By NEIL HARTNELL
Tribune Business Editor
The Deputy Prime Minister yesterday revealed the Bahamas “may have to look at” implementing a low-rate corporate income tax, as global regulatory pressures force “hard decisions” upon it.
K P Turnquest, while emphasising that such a move was a long way off, agreed that compliance with the OECD’s Base Erosion and Profit Sharing (BEPS) initiative presented a dilemma for the Bahamas.
This nation has to inform the Organisation for Economic Co-Operation and Development (OECD) by next month how it plans to comply with BEPS, and adopt four out of ‘15 actions’ to meet the minimum threshold for compliance.
The four standards that the Bahamas will likely select, according to a Bahamas Financial Services Board (BFSB) statement, are:
(Action 5): Countering Harmful Tax Practices; (Action 6): Treaty Shopping; (Action 13) Transfer Pricing Documentation and Country-by-Country Reporting; and (Action 14) Dispute Resolution.
However, financial services industry sources told Tribune Business that compliance with Action 5 was especially problematic for the Bahamas, given that BEPS is designed to counter tax avoidance by large multinational companies.
The OECD considers a corporate tax rate of 10 per cent or less to be a ‘harmful tax practice’, but the Bahamas - with no income taxes of any kind - has an effective corporate tax rate of ‘zero’ because it simply does not have this system.
As a result, and with the OECD and its G-20 and European Union (EU) members threatening ‘blacklistings’, Tribune Business understands there is significant concern over how the Bahamas will comply and whether it will be forced to adopt a corporate income tax.
“When we start talking about taxation people get their knickers in a knot, so I’m a little concerned about making a specific statement in that regard,” Mr Turnquest replied, when Tribune Business put the BEPS and corporate income tax issue to him.
“But it’s reasonable to assume we’re going to have to make some hard decisions in the future.” Mr Turnquest suggested the Bahamas could look at Cyprus as a model to follow, with that island nation having adopted a 10 per cent flat-rate corporate income tax.
“If they’re able to get away with a flat 10 per cent, maybe it’s something we have to look at, but until we do the research I cannot say.”
Some financial services executives, including Paul Moss, principal of Dominion Management Services, have long argued that the Bahamas should introduce a low-rate corporate income tax, as this would enable the country to shed its ‘tax haven’ image and break into the market for investment and double taxation treaties.
And the International Monetary Fund (IMF), in its recent Article IV assessment, suggested that the Bahamas introduce a low-rate income tax over the medium term as means to replace revenue that will be lost as it lowers/eliminates import tariffs to comply with international trade rules.
Others, though, have argued that the implementation of such a tax must be assessed in terms of its impact on the wider Bahamian economy, and that this nation should do it on its own accord - not be forced into it by the OECD and others.
Mr Turnquest agreed, saying that any discussion on tax reform, whether involving corporate tax or other levies, had to be informed by analysis on the “macroeconomic effects” and other parameters.
The BEPS initiative, which aims to ensure that the profits of multinational companies are taxed in the country where they are generated, could mean that time is running out for the Bahamas to do that.
A Bahamas Financial Services Board (BFSB) release, drawing on the OECD’s own language, explained that multinational companies were using often-legitimate tax avoidance strategies to “exploit gaps and mismatches” between different countries’ tax rules and “artificially shift profits” to low or ‘no tax’ jurisdictions.
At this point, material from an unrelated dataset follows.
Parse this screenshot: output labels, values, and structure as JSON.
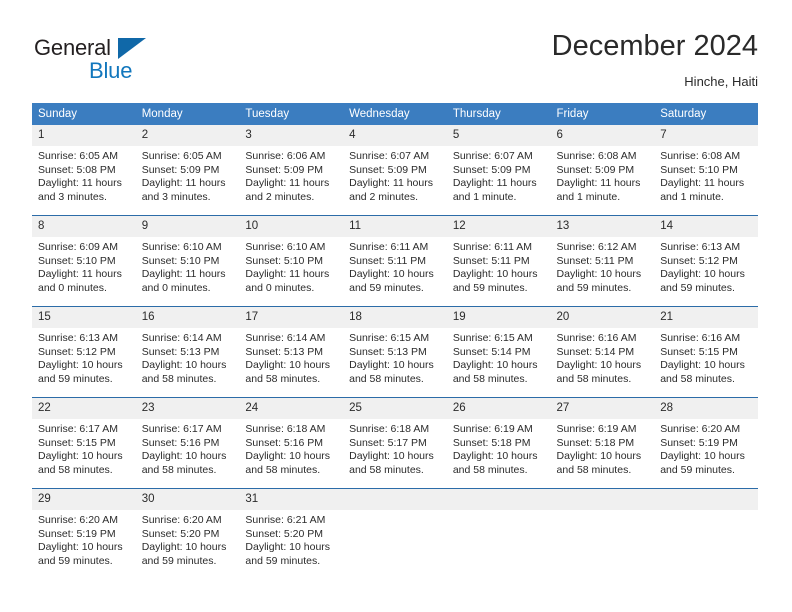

This enables them to minimise their tax exposure by paying a lower rate.
More than 100 countries are working together to implement ‘15 actions’ to combat BEPS, which is viewed as depriving developing countries of much-needed tax revenue, while also undermining confidence and compliance with national tax systems.
Mr Turnquest, meanwhile, accused the former Christie administration of “dropping the ball” on the Bahamas’ compliance with the BEPS initiative. He added that he was in possession of a document showing the Bahamas was “actually invited” to be a member of the committee dealing with the issue, but never took the offer up.
“It’s like any number of issues when we come to financial services,” he told Tribune Business. “We continue to be led instead of getting out in front, participating in international fora so we know what’s coming down the pipeline and get ahead of it.
“We’re always under the pressure to respond to blacklists, and we know the OECD has given some indication they’re reviewing what they consider non-cooperative jurisdictions with reference to another possible blacklisting.
“We don’t have any reason to believe we’re being considered for another list but we certainly intend to get ahead of any initiative they have, and to the extent compliance with the minimum standards doesn’t affect our core business base, we certainly want to signal co-operation and commitment to international best practices and what is considered standard worldwide.”
Mr Turnquest said the Bahamas would inform the OECD of its plans to comply with four of the ‘15 actions’, adding: “We’re committed to complying with those four because the rest of it doesn’t apply to us.
“We can’t do what we don’t have. We can’t do more than we can do by policy and law.”